Corona bescherte Menschen im Gesundheitswesen Stress. Wie erschöpft waren Sie und Ihre Mitarbeiter am Gesundheitsamt?
Hierl: Meine Mitarbeiterinnen und Mitarbeiter waren schon sehr erschöpft. Ich habe mit den Mitarbeitern gesprochen, habe versucht, sie zu motivieren und bei der Stange zu halten. Das ist schwierig, gerade wenn man selber sehr belastet ist. Ich komme immer auf das Jahr 2020 zurück. Das war das Jahr, in dem am meisten zu leisten war, wo alles neu war und man nicht wusste, wo die Reise hingeht. Das war schwierig, aber wir haben es zusammen, glaube ich, gut meistern können.
Wie kamen Sie persönlich damit zurecht?
Hierl: Ich hatte am Anfang einfach aufgrund der Belastung schon auch Probleme mit dem Einschlafen und habe mir englischsprachige Hörbücher angehört. Die Definitive Collection der Sherlock Holmes Adventures mit Erzähler Stephen Fry zum Beispiel. (lacht) Schönstes British English, über 70 Stunden. Weil man sich da aber fokussieren muss, bin ich immer nach zehn Minuten zuverlässig eingeschlafen. Das war ein gutes Mittel, zumindest nachts zur Ruhe zu kommen.

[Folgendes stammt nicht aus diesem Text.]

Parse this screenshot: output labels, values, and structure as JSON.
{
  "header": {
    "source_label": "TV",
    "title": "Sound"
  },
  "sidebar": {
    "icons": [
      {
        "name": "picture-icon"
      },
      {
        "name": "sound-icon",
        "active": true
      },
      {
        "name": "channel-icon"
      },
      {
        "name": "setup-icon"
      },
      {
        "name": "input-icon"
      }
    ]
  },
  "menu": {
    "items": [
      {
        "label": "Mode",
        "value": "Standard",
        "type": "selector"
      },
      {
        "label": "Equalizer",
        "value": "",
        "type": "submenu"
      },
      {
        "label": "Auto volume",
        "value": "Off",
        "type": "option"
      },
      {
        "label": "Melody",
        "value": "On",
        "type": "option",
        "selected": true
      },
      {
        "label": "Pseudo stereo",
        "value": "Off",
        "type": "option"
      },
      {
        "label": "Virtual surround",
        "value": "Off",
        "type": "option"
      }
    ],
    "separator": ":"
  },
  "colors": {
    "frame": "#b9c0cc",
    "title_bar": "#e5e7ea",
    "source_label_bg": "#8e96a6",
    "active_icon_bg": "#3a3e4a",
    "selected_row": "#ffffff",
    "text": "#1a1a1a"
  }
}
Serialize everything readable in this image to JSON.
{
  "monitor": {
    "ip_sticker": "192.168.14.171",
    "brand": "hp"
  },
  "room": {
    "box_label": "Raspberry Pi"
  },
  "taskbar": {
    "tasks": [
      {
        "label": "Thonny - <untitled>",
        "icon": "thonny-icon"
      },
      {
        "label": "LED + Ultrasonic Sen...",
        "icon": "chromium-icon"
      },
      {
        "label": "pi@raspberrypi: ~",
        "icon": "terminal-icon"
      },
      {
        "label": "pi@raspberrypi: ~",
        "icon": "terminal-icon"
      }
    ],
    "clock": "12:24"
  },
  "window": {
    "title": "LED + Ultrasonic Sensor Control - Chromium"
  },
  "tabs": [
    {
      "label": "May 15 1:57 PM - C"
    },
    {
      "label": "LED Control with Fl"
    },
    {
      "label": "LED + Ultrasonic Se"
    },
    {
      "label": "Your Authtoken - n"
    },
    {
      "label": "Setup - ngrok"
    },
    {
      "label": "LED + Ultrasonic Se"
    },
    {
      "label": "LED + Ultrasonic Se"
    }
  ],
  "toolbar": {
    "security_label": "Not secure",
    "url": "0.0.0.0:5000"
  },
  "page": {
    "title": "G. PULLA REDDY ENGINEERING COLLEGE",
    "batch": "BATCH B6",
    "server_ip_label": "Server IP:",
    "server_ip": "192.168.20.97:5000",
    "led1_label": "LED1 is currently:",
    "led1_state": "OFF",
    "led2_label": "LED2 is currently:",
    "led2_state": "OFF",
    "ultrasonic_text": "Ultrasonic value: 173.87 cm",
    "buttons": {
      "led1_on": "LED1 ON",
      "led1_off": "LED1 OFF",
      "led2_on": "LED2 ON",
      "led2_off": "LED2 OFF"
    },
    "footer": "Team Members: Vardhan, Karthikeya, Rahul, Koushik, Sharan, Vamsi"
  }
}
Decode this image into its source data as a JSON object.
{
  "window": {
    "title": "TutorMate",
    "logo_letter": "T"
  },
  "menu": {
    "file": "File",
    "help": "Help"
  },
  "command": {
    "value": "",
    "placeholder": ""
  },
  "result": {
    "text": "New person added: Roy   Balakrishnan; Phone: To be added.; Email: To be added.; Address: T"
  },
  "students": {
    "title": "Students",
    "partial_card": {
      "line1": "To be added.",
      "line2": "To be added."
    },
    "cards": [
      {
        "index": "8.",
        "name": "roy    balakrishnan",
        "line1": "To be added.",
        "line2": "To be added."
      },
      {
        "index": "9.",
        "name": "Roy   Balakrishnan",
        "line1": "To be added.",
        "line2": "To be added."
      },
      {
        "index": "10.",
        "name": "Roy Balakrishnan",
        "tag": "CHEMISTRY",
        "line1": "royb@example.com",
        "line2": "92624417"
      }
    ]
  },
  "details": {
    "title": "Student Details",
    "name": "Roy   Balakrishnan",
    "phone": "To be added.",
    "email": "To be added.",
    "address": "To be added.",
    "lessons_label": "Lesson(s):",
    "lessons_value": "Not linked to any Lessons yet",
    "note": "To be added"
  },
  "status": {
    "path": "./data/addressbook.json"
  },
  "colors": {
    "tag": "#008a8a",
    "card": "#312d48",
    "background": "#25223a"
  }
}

Woher droht die nächste Seuchen-Gefahr? Und wann?
Hierl: Zwischen den Pandemie-Wellen liegen immer fünf bis zehn Jahre. Oder auch mal 20 Jahre. Aber sicher sein kann man sich nicht. Die Bevölkerung wird immer mobiler, so verbreitet sich ein Erreger schnell über Kontinente hinweg. Mit Sorge schaue ich momentan auf die USA. Dort gibt es Probleme mit dem Vogelgrippe-Virus H5N1, das in Milchviehbetrieben angekommen ist und sich dort ausbreitet. Einige Mitarbeiter haben sich infiziert, einer ist verstorben. Der Verlauf beim Menschen ist meistens sehr milde und es gibt bislang noch keine Übertragung von Mensch zu Mensch. Aber die Wissenschaft sagt, es brauche nur noch ein paar Mutationen des Virus, und dann könne es sich auch von Mensch zu Mensch verbreiten. Man muss auf alles vorbereitet sein.
Wie schnell das gehen kann, haben wir gesehen. Corona war doch wenige Jahre zuvor auch schon mal in einer harmloseren Form aufgetaucht.
Hierl: Das war ganz und gar nicht harmlos. Dieses Sars-CoV-1 hatte sogar eine höhere Letalität als Sars-CoV-2. Also, alles, was viral über Tröpfchen übertragbar und hoch pathogen ist, ist ein ernstzunehmender Kandidat für eine Pandemie.